Trump appoints Hollywood special ambassadors: Voight, Gibson, Stallone

The aluminum era in Hollywood is coming. In a Truth Society post on Thursday, Donald Trump announced plans to reinvigorate Hollywood — which he believes has been in disarray over the past four years due to losing business to “foreign countries” — by appointing Jon Waugh It and Mel were "special ambassadors" Gibson and Sylvester Stallone.

"They will serve as my special envoys to make Hollywood, which has lost so much business over the past four years, bigger, better, and stronger than ever," Trump wrote. "These three are extremely talented. "

Voight, 86, received the National Medal of Arts from Trump in 2019. The actor has publicly supported the president-elect for years, even calling him "the greatest president since Abraham Lincoln" and supporting his claims that Joe Biden committed election fraud. "(This is) our greatest battle since the Civil War - the battle of good versus Satan, because these leftists are evil, they are corrupt, and they want to destroy this country," he said in 2020. What are the chances of him seeing A24 dystopian thriller civil war?

It took Gibson, 69, and Stallone, 78, longer to come around to Trump.
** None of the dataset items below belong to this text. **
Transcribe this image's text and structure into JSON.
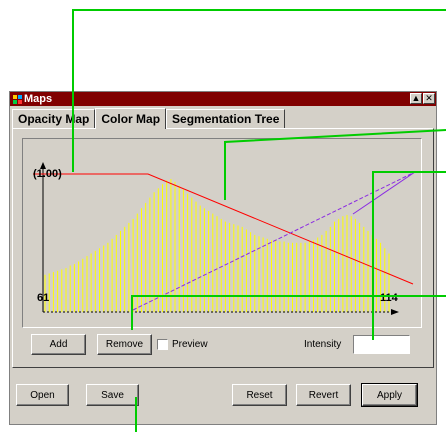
{
  "window": {
    "title": "Maps",
    "minimize_glyph": "▲",
    "close_glyph": "✕",
    "app_icon": "app-logo-icon"
  },
  "tabs": [
    {
      "label": "Opacity Map",
      "active": false
    },
    {
      "label": "Color Map",
      "active": true
    },
    {
      "label": "Segmentation Tree",
      "active": false
    }
  ],
  "graph": {
    "max_label": "(1.00)",
    "min_x_label": "61",
    "max_x_label": "114",
    "histogram_color": "#ffff00",
    "red_line_color": "#ff0000",
    "purple_line_color": "#8a2be2",
    "axis_color": "#000000",
    "histogram_heights": [
      0.28,
      0.29,
      0.3,
      0.31,
      0.32,
      0.33,
      0.35,
      0.36,
      0.38,
      0.4,
      0.42,
      0.44,
      0.46,
      0.48,
      0.5,
      0.52,
      0.55,
      0.58,
      0.61,
      0.64,
      0.67,
      0.7,
      0.74,
      0.78,
      0.82,
      0.86,
      0.9,
      0.93,
      0.96,
      0.99,
      1.0,
      0.98,
      0.95,
      0.92,
      0.89,
      0.86,
      0.83,
      0.8,
      0.78,
      0.76,
      0.74,
      0.72,
      0.7,
      0.68,
      0.67,
      0.66,
      0.65,
      0.64,
      0.62,
      0.6,
      0.58,
      0.57,
      0.56,
      0.55,
      0.54,
      0.54,
      0.53,
      0.53,
      0.52,
      0.52,
      0.52,
      0.52,
      0.52,
      0.53,
      0.54,
      0.56,
      0.58,
      0.61,
      0.64,
      0.68,
      0.7,
      0.72,
      0.73,
      0.72,
      0.7,
      0.67,
      0.64,
      0.61,
      0.58,
      0.55,
      0.52,
      0.48,
      0.44
    ]
  },
  "controls": {
    "add_label": "Add",
    "remove_label": "Remove",
    "preview_label": "Preview",
    "preview_checked": false,
    "intensity_label": "Intensity",
    "intensity_value": ""
  },
  "footer": {
    "open_label": "Open",
    "save_label": "Save",
    "reset_label": "Reset",
    "revert_label": "Revert",
    "apply_label": "Apply"
  },
  "callout_color": "#00cc00"
}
In 2016, Gibson claimed she did not vote for him. Five years later, he went viral for his tribute to Trump at UFC 264 in Las Vegas. Last October, Gibson not only endorsed Trump but also claimed that Vice President Kamala Harris had the "IQ of a fence post." Conveniently, his first directorial film since 2016 is set to hit theaters next week.

Stallone, meanwhile, spoke of Trump in similar terms to Voight. During a speech at Mar-a-Lago in November, the actor called Trump "the second George Washington." He then took it a step further and compared him to Rocky Balboa.

Trump’s complaints about Hollywood may have something to do with how new-age directors portray him in movies. Last year, his attorneys sent a cease-and-desist letter to the film's producers. apprenticeIranian-Danish filmmaker Ali Abbasi's brutal biopic stars Sebastian Stan as Trump and Jeremy Strong as notorious Trump lawyer Roy Cohn.

"A fake and shitty movie about me called 'The Apprentice' (do they even have the right to use that name without approval?) that will hopefully 'bomb,'" Trump told Truth in October wrote on Social. "It was a cheap, slanderous, politically disgusting act of fighting..." Stan and Strong were both nominated for Golden Globes for their performances and will receive honors at the upcoming Screen Actors Guild Awards. Extra recognition.

Any return to Hollywood's golden age is in good hands - just not the hands of Voight, Gibson, Stallone or Trump.